Article publié dans La Presse le 25 novembre 2008 et sur Cyberpresse.ca
(Ivanovka, Kirghizistan) La petite cabane au fond du jardin d'Ismat Karimov a l'air de n'importe quelles latrines de la campagne kirghize. Mais les apparences peuvent être trompeuses: avec ses nouvelles toilettes sèches dernier cri, Ismat ne contamine plus les nappes d'eau de son village et peut engraisser son jardin sans produits chimiques.
«Je voulais que nos gens se sentent bien, que notre niveau de vie augmente», explique le coordonnateur de l'ONG Alga («En avant», en kirghize) dans le village d'Ivanovka, à 40 km à l'est de la capitale Bichkek. «Et en premier, il faut commencer par les toilettes», affirme-t-il.
L'ingénieur mécanique a construit de ses mains la première toilette sèche d'Ivanovka. Il y a installé une cuvette de type turc, mais comptant deux trous.
L'urine rejetée dans le petit est conduite vers un contenant à l'extérieur, alors que les excréments évacués dans le gros tombent dans une fosse cimentée. Après chaque utilisation, l'épandage de cendres ou de terre sur les selles annihile les odeurs nauséabondes.

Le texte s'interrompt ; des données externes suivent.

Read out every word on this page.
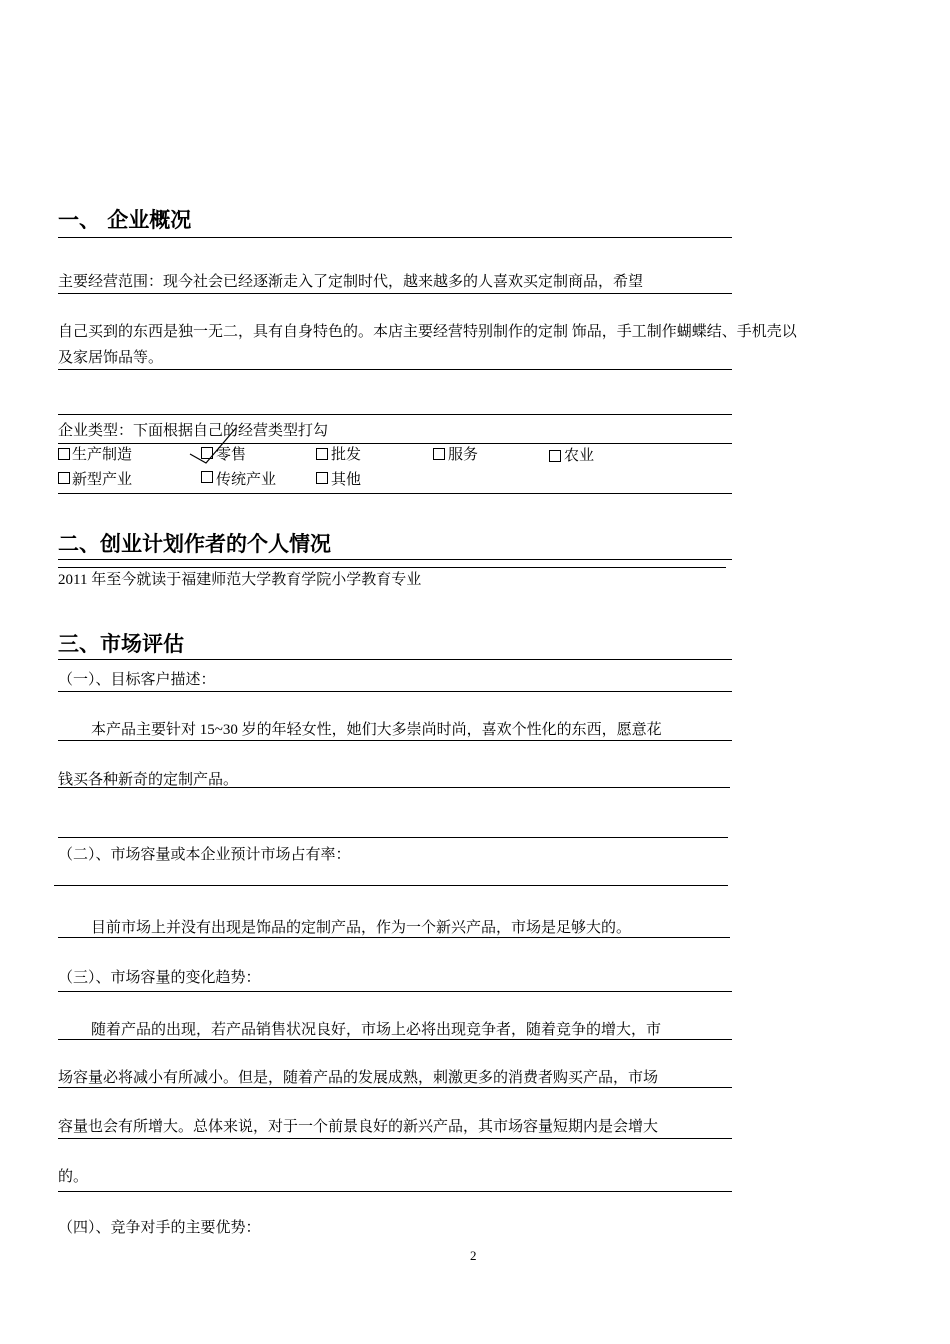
一、 企业概况
主要经营范围：现今社会已经逐渐走入了定制时代，越来越多的人喜欢买定制商品，希望
自己买到的东西是独一无二，具有自身特色的。本店主要经营特别制作的定制 饰品，手工制作蝴蝶结、手机壳以
及家居饰品等。
企业类型：下面根据自己的经营类型打勾
生产制造	零售	批发	服务	农业
新型产业	传统产业	其他
二、创业计划作者的个人情况
2011 年至今就读于福建师范大学教育学院小学教育专业
三、市场评估
（一）、目标客户描述：
本产品主要针对 15~30 岁的年轻女性，她们大多崇尚时尚，喜欢个性化的东西，愿意花
钱买各种新奇的定制产品。
（二）、市场容量或本企业预计市场占有率：
目前市场上并没有出现是饰品的定制产品，作为一个新兴产品，市场是足够大的。
（三）、市场容量的变化趋势：
随着产品的出现，若产品销售状况良好，市场上必将出现竞争者，随着竞争的增大，市
场容量必将减小有所减小。但是，随着产品的发展成熟，刺激更多的消费者购买产品，市场
容量也会有所增大。总体来说，对于一个前景良好的新兴产品，其市场容量短期内是会增大
的。
（四）、竞争对手的主要优势：
2
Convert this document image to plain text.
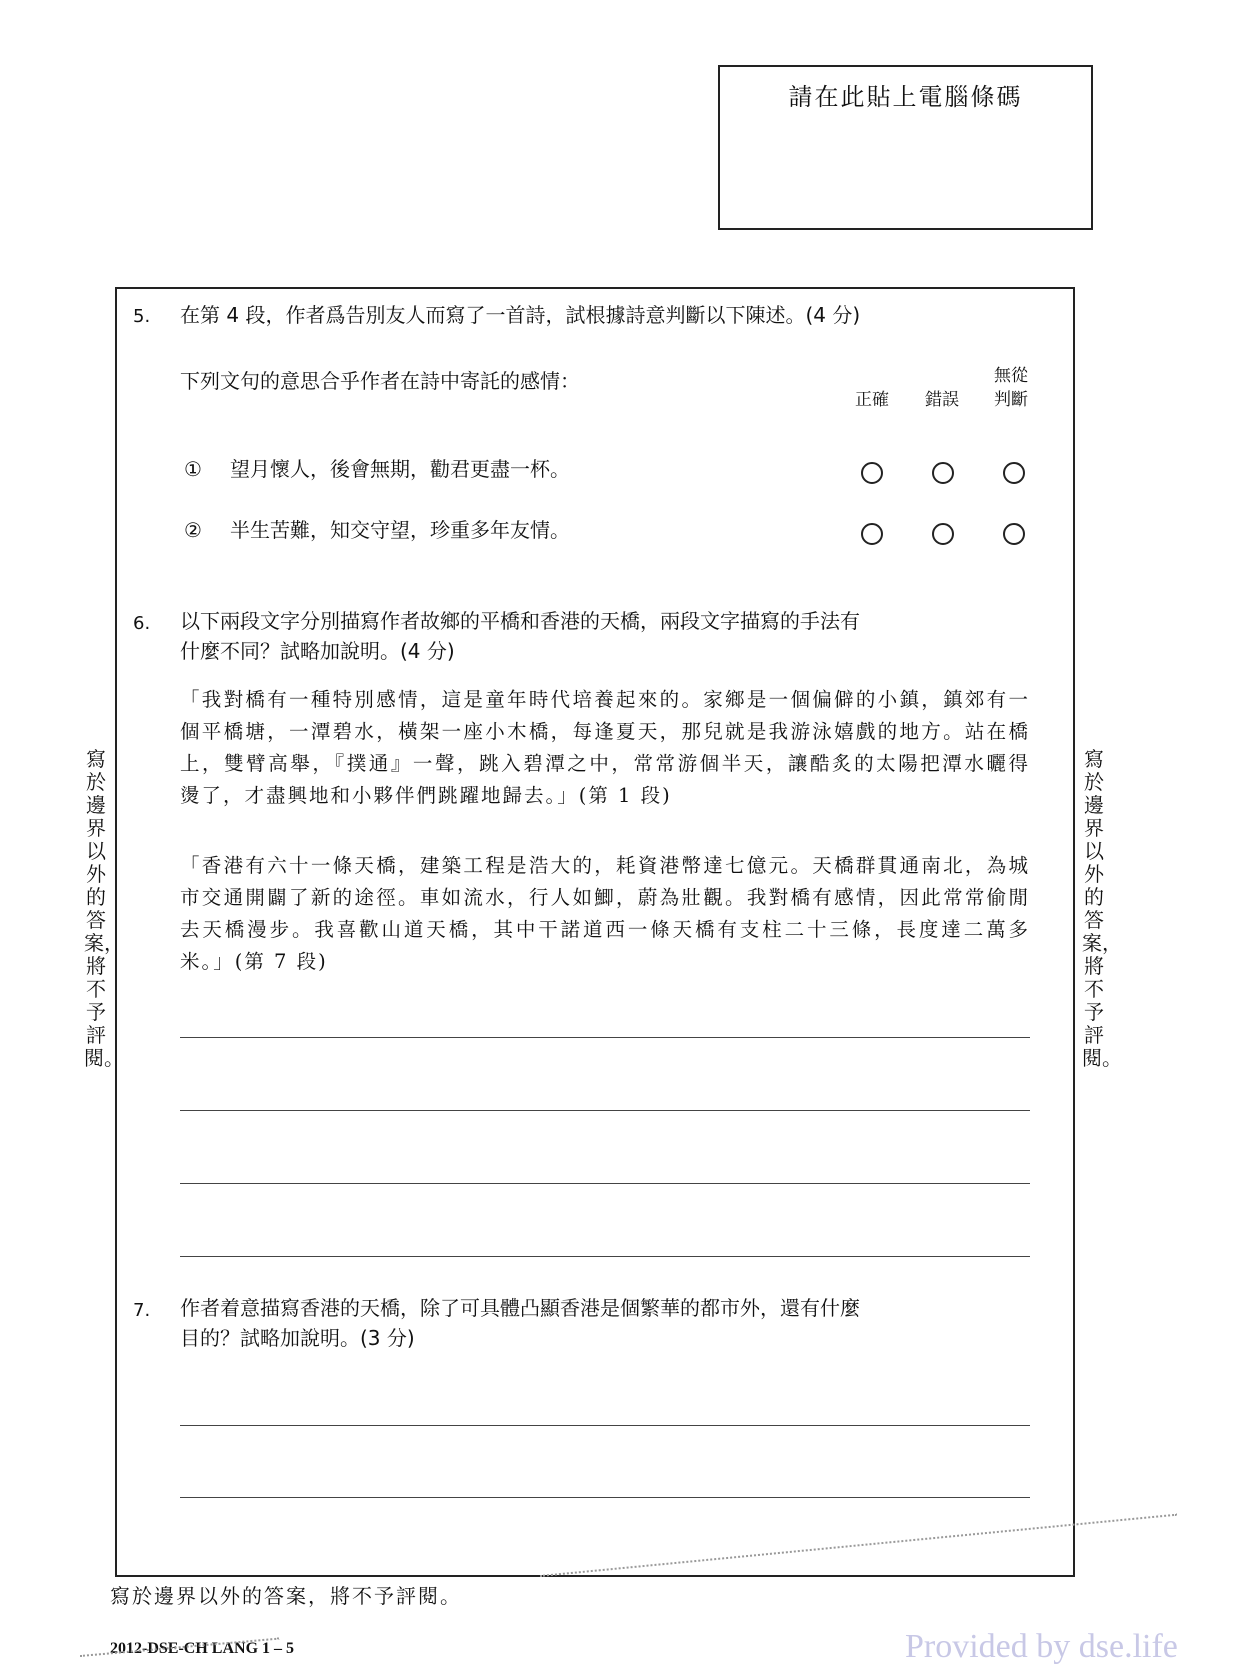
請在此貼上電腦條碼
5. 在第 4 段，作者爲告別友人而寫了一首詩，試根據詩意判斷以下陳述。(4 分)
下列文句的意思合乎作者在詩中寄託的感情：
正確	錯誤
無從
判斷
① 望月懷人，後會無期，勸君更盡一杯。
② 半生苦難，知交守望，珍重多年友情。
6. 以下兩段文字分別描寫作者故鄉的平橋和香港的天橋，兩段文字描寫的手法有
什麼不同？試略加說明。(4 分)
「我對橋有一種特別感情，這是童年時代培養起來的。家鄉是一個偏僻的小鎮，鎮郊有一個平橋塘，一潭碧水，橫架一座小木橋，每逢夏天，那兒就是我游泳嬉戲的地方。站在橋上，雙臂高舉，『撲通』一聲，跳入碧潭之中，常常游個半天，讓酷炙的太陽把潭水曬得燙了，才盡興地和小夥伴們跳躍地歸去。」(第 1 段)
「香港有六十一條天橋，建築工程是浩大的，耗資港幣達七億元。天橋群貫通南北，為城市交通開闢了新的途徑。車如流水，行人如鯽，蔚為壯觀。我對橋有感情，因此常常偷閒去天橋漫步。我喜歡山道天橋，其中干諾道西一條天橋有支柱二十三條，長度達二萬多米。」(第 7 段)
7. 作者着意描寫香港的天橋，除了可具體凸顯香港是個繁華的都市外，還有什麼
目的？試略加說明。(3 分)
寫於邊界以外的答案，將不予評閱。
寫於邊界以外的答案，將不予評閱。
寫於邊界以外的答案，將不予評閱。
2012-DSE-CH LANG 1 – 5	Provided by dse.life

Après deux ans d'utilisation, Ismat commencera à utiliser une deuxième fosse et laissera les déchets naturels des sept membres de sa famille se composter dans la première, jusqu'à pouvoir les épandre dans son jardin. «Lorsque le contenant est plein, je jette l'urine au pied du grand arbre là-bas», ajoute-t-il.
Le concept des toilettes sèches est fort utile dans les villages comme Ivanovka, où l'eau souterraine se trouve à moins de 1,5 m de la surface, souligne Ismat. Ici, la plupart des toilettes consistent en un trou creusé à même le sol qui n'est jamais vidé ou nettoyé. Les excréments infiltrent le sol et vont contaminer l'eau potable consommée par les habitants.
Une dizaine des voisins d'Ismat sont aujourd'hui en train de se bâtir des toilettes sèches, bénéficiant d'une subvention d'un regroupement d'ONG qui couvre jusqu'à 70% des travaux. «Et il y a une liste d'attente!» lance Ismat, un peu déçu de ne pouvoir répondre à la forte demande.
Si plusieurs villageois sont prêts à abandonner leurs latrines puantes, certains changements de moeurs sont plus lents à suivre. Ismat Karimov avait réussi à convaincre l'une des familles cobayes de construire ses toilettes sèches non pas au fond du jardin, mais en annexe de la maison, avec accès direct par le salon. Au dernier moment, ils ont changé d'avis.
Des voisins curieux sont passés et ont émis des doutes sur la propreté d'une famille qui oserait placer au coeur de son milieu de vie cette pièce traditionnellement nauséabonde en Asie centrale...
Malgré les obstacles, le projet pilote va tout de même bon train. Quelque 500 toilettes sèches ont été construites au Kirghizstan au cours des dernières années.
L'une des principales priorités des ONG aujourd'hui est d'en installer dans les écoles, où de nombreuses jeunes filles en période de règles préfèrent s'absenter, alors que plusieurs élèves développent des maladies. Selon l'Institut international de l'eau, 5000 enfants meurent de diarrhée chaque jour dans le monde en raison de mauvaises conditions d'hygiène.
«Voie du futur»
Les toilettes sèches ou «ecosan» (contraction de l'anglais «ecological sanitation») sont un concept utilisé depuis des siècles au Vietnam. Aujourd'hui, les ONG tentent de l'implanter dans les pays en développement au lieu d'y installer de coûteux systèmes de canalisation. Même des pays plus avancés comme la Suède l'adoptent. Dans certaines régions, les autorités assurent la vidange régulière des toilettes sèches.
Selon Fedde Jorritsma, coordonnateur en Asie centrale pour l'organisation Femmes en Europe pour un futur commun, la toilette sèche est la «voie du futur» qu'il faudra suivre partout sur la planète pour assurer un accès durable à l'eau. «Nous nous rendrons compte que notre système [de rejet dans l'eau courante] est très inefficace, très dispendieux, et représente une grande perte de nutriments», prédit le jeune Néerlandais.
Il est toutefois conscient que le défi est grand pour faire accepter les toilettes sèches aux Occidentaux.